Hi everyone,
First question here, I hope it’s the correct place.
I have a chain of nn.Sequential and I’m trying to extract 2 gradients from my model: gradient of the module output wrt the module input and the gradient of the module output wrt x (initial input).
In other words, given:
y1 = f1(x)
y2 = f2(y1)
# and so on
where f_i is an nn.Sequential (or any nn.Module), I’d like to extract dy2/dy1 (module output wrt module input) and dy2/dx (module output wrt x).
Thanks!
Alex
Hi Alex,
You might be looking for torch.autograd.grad :
https://pytorch.org/docs/stable/generated/torch.autograd.grad.html
Feel free to post in the thread if you face any errors.
Hi Srishi,
Thanks for your help. After going over that doc page, I came up with this tiny piece of code to test it out:
model = nn.Sequential(
nn.Sequential(
nn.Linear(12, 14),
nn.Linear(14, 16),
),
nn.Sequential(
nn.Linear(16, 16),
nn.Linear(16, 20),
),
nn.Sequential(
nn.Linear(20, 20),
nn.Linear(20, 20),
),
).to(device)
grads = []
def hook2(module, inputs, outputs):
# import pdb
# pdb.set_trace()
grads.append(torch.autograd.grad(outputs, inputs[0]))
grads.clear()
for module in model.modules():
if isinstance(module, nn.Sequential):
module.register_forward_hook(hook2)
However, I’m getting an error:
RuntimeError: grad can be implicitly created only for scalar outputs
Not sure how to proceed from here.
Hi @alexandrumeterez ,
Yes, that’s expected behaviour when you try to use autograd to calculate gradient of a tensor that isn’t a single number (scalar).
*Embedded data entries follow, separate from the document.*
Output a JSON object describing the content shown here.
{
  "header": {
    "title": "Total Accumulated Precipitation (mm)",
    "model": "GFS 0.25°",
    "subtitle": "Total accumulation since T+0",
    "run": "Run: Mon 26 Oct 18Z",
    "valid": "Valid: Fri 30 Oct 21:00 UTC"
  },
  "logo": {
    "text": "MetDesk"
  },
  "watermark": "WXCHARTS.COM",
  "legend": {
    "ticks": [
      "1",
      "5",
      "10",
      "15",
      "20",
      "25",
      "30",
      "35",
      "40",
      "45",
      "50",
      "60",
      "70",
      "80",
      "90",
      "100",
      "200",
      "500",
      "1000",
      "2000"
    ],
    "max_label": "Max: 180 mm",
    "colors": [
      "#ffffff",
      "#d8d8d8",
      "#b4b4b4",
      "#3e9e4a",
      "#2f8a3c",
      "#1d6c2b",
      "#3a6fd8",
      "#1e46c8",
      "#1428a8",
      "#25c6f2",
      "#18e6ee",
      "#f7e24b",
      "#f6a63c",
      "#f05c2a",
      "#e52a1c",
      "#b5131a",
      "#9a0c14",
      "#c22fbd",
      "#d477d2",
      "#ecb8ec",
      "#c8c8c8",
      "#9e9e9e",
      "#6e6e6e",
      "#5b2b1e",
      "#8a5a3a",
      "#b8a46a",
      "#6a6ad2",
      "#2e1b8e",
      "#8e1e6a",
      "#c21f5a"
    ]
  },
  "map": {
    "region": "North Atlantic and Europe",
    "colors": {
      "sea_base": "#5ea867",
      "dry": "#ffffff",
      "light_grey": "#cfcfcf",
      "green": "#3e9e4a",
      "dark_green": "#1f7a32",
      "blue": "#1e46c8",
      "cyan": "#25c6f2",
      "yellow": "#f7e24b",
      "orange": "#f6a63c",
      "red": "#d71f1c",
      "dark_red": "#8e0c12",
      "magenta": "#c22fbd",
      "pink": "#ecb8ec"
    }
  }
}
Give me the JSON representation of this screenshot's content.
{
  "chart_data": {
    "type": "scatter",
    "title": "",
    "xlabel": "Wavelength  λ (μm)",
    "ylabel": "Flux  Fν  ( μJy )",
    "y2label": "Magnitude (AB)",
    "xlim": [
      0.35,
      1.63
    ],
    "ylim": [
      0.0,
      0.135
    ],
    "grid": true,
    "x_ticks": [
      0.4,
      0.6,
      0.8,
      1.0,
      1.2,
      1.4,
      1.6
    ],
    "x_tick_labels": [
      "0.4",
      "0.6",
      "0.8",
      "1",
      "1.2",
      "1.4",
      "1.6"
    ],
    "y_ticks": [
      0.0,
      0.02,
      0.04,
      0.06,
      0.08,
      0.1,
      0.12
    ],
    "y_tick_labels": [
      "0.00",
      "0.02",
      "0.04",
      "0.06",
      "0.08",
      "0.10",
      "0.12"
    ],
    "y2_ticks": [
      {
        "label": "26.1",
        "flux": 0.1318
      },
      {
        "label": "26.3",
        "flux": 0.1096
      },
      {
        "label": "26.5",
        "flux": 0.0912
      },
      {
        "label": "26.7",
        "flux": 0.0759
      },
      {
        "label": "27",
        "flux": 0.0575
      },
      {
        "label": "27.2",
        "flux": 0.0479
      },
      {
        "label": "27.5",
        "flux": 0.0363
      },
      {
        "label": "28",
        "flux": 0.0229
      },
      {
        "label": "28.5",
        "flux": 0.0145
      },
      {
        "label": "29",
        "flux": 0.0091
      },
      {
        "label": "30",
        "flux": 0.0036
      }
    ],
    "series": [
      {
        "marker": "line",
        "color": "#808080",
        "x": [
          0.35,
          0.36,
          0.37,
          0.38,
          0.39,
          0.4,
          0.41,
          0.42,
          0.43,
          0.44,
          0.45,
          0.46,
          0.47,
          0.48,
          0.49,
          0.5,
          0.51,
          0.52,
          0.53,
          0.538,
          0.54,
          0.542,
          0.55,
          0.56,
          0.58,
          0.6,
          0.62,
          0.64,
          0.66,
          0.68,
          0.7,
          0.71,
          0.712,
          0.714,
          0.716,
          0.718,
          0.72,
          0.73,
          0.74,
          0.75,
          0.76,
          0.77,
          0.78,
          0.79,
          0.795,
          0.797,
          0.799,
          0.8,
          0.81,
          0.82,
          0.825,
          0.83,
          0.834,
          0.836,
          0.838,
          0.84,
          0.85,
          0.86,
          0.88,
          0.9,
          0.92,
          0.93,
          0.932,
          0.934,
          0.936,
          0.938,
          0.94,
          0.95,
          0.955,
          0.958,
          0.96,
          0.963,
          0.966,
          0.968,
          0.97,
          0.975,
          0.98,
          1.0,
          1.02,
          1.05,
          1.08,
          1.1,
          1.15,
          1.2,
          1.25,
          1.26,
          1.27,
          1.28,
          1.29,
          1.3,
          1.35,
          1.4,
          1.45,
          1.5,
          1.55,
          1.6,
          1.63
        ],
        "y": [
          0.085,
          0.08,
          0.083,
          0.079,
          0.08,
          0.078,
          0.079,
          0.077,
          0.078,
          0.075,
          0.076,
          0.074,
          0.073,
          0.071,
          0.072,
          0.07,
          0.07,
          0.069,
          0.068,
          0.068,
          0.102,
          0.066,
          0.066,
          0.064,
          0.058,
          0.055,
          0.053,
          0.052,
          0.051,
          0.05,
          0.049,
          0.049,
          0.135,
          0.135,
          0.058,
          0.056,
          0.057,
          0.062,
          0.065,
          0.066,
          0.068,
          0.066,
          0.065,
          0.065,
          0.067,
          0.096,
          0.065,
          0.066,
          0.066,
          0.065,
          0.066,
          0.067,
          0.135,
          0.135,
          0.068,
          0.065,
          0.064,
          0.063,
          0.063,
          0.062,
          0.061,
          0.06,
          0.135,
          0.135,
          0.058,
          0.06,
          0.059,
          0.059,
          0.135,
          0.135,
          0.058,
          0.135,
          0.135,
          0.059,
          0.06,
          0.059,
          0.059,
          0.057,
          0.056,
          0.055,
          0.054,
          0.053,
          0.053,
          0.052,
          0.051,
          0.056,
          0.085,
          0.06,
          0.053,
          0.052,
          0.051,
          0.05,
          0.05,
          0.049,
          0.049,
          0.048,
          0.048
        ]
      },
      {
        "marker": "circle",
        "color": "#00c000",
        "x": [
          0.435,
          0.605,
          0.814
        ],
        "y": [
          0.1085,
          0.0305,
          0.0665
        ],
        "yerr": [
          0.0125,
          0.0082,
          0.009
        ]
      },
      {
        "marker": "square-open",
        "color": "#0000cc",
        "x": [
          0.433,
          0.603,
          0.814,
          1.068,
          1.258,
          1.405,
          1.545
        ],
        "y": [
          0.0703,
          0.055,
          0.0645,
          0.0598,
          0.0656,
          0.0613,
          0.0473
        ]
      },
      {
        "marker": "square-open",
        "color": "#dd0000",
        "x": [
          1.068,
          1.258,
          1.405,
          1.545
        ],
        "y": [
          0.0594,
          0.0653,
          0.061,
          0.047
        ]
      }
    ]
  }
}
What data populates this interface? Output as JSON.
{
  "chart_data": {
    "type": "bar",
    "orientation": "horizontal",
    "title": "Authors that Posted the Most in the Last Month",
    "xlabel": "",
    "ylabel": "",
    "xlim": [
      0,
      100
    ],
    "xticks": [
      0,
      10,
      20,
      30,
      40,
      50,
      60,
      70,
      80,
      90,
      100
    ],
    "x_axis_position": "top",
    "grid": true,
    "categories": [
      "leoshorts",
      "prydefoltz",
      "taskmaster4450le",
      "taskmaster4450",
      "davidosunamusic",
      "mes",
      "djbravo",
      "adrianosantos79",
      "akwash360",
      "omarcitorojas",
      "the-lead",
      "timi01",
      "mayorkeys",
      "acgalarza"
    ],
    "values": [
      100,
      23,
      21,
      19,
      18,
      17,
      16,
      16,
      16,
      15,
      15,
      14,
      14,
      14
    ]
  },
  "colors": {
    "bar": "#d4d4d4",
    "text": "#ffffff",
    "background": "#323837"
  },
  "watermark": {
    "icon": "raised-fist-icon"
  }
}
In case you want to be able to calculate gradient of a multi-dim tensor, use this:
import torch
inp = torch.tensor([4.0, 3.0, 2.0], requires_grad=True)
x = (inp*2)**3 # x is not a scalar
x.backward(torch.ones_like(x))
print(inp.grad) # tensor([384., 216., 96.])
In fact, when x
is scalar, x.backward()
is a shortcut for x.backward(torch.Tensor([1]))
.
Hope this helps,
S
1 Like
This is what I was looking for, thank you!